Writer and Director: Joanna Hogg
For fans of the actor, what could be better than a Tilda Swinton performance? Well, how about two in one film. In Joanna Hogg’s latest drama, which receives a Special Presentation at the BFI London Film Festival 2022, Swinton plays a mother and daughter revisiting a strange hotel filled with the elder woman’s memories. Using horror tropes but feeding them through a simple country house and domestic family set-up, Hogg’s exploration of memory and private trauma is a real showcase for the talents of her doubled-up lead performer.
Arriving at a remote hotel for a few days, Julie is frustrated to find the room she reserved isn’t available and struggles to convince the surly receptionist to care. Over the subsequent days, Julie is plagues by insomnia and as she fusses over the prim and distant mother, the empty hotel begins to confine her as work and life suffer.
Hogg’s film plays its cards close to its chest, retaining a tight hold of plot developments and of the atmosphere that the director creates.
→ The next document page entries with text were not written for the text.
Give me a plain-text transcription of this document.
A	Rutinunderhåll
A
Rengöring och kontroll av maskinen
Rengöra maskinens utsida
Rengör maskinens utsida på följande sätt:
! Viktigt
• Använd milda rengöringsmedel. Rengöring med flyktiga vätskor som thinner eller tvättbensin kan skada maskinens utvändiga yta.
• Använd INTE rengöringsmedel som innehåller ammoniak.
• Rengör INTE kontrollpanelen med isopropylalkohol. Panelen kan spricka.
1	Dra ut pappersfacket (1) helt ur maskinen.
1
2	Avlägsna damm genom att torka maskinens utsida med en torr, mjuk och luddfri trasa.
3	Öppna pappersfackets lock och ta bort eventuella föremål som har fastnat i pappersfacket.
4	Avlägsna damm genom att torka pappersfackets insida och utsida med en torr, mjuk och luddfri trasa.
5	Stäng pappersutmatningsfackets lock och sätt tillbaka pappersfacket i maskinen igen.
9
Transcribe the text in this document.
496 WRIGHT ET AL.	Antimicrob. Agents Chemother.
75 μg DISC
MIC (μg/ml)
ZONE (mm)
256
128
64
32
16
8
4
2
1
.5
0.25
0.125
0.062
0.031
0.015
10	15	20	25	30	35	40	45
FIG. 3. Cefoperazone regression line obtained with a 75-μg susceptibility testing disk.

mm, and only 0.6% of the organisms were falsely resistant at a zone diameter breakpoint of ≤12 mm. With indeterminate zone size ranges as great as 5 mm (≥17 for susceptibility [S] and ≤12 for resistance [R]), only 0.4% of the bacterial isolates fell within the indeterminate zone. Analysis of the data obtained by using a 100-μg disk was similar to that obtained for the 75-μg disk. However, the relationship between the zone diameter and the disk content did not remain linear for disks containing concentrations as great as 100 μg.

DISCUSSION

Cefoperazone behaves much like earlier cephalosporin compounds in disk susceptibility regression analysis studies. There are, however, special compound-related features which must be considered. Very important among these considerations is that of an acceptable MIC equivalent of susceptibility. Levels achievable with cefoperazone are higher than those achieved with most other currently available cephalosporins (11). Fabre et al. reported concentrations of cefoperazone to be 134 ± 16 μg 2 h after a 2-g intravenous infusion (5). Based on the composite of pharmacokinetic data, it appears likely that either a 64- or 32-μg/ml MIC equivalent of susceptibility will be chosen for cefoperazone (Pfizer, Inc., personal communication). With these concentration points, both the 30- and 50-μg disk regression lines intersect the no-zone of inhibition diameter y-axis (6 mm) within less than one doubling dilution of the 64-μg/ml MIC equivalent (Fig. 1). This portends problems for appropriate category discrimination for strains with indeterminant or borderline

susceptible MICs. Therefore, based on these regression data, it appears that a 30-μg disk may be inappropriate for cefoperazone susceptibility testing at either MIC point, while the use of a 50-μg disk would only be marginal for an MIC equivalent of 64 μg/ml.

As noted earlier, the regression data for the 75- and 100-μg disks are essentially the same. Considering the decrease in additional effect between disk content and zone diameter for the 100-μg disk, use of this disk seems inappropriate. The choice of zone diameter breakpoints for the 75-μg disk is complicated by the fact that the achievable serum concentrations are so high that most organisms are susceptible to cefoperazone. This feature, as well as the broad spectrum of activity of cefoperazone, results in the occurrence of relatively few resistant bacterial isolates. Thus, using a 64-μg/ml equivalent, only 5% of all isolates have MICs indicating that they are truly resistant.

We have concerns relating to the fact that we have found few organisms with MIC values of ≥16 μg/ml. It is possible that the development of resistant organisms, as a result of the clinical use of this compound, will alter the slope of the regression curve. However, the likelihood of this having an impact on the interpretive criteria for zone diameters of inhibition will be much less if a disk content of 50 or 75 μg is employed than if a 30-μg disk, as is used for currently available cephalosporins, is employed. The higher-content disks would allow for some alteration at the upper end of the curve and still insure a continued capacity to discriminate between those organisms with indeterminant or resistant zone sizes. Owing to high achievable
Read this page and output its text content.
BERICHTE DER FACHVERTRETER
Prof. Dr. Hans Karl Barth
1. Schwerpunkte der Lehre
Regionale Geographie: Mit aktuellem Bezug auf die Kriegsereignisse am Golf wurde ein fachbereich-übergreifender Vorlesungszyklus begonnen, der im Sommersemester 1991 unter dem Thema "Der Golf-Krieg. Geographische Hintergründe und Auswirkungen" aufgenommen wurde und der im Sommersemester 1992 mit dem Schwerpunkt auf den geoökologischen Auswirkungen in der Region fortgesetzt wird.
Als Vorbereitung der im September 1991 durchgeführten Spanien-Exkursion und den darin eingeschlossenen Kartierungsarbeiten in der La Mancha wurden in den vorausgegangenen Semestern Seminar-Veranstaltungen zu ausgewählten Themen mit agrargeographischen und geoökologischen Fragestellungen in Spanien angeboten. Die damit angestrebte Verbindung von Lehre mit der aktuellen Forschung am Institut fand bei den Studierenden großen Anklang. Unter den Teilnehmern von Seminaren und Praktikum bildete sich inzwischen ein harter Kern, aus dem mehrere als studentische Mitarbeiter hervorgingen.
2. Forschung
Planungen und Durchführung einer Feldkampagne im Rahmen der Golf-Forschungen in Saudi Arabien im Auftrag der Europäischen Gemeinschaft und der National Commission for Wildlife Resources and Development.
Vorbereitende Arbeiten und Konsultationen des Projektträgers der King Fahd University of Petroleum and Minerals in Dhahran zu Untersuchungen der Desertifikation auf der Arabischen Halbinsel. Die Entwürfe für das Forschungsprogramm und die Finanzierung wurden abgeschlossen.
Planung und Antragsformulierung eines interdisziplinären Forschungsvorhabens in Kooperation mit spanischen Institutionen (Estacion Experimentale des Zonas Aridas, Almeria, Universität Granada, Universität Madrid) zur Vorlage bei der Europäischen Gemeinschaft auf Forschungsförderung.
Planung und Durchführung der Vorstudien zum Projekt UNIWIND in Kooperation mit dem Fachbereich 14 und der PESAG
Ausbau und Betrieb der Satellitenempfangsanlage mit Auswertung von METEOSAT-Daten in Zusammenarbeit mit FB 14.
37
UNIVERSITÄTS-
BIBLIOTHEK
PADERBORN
It is not until the final segment of The Eternal Daughter, for example, that the audience even learns why the characters have come to this hotel and what time of year it is. That creates an interesting unmooring that subjects both Julie and the audience to the whims of the movie.
Hoggs adds a slipperiness about time that speaks to the focus of memory and the eventual reveal, particularly blurring the boundaries between day and night as Julie wanders around in the dark walking the dog and tries to fall asleep in daylight. The absence of other guests and, for the most part other characters, only increases the atmospheric scenario setting.
But The Eternal Daughter, though moody and well-established fails to fully capitalise on all of these possibilities, the eventual conclusion not sufficiently unexpected or meaningful to entirely warrant the lengthy build-up and the many opaque conversations or references the Director employs. With mist endlessly rolling, the audience is primed to expect that things are not what they seem and thus they prove to be.
But this is no way devalues Swinton’s multi-layered and multiple performances. Her Julie is fragile and often anxious, wanting everything to be perfect for the visit but unafraid to be that customer while as the mother, Swinton is a woman of a previous generation, holding back her emotions and although kindly, not likely to express much to her child. Part of the joy of the film is watching these two women overlap with Swinton offering a credible interaction and ease between two people who know each other well. And very nice work from Carly-Sophia Davies as the ever-dismissive receptionist and waitress who may or not be the same person.
It is pointed that Julie and her mother appear only once in the same shot, reflected in a mirror and there is far more craft to it than Hogg wanting to limit editorial fiddling in post-production. With plenty of interesting techniques both in style and performance it is a shame The Eternal Daughter doesn’t add up to slightly more, but two-for-one Swinton is certainly worthwhile.
The Eternal Daughter is screening at the BFI London Film Festival 2022.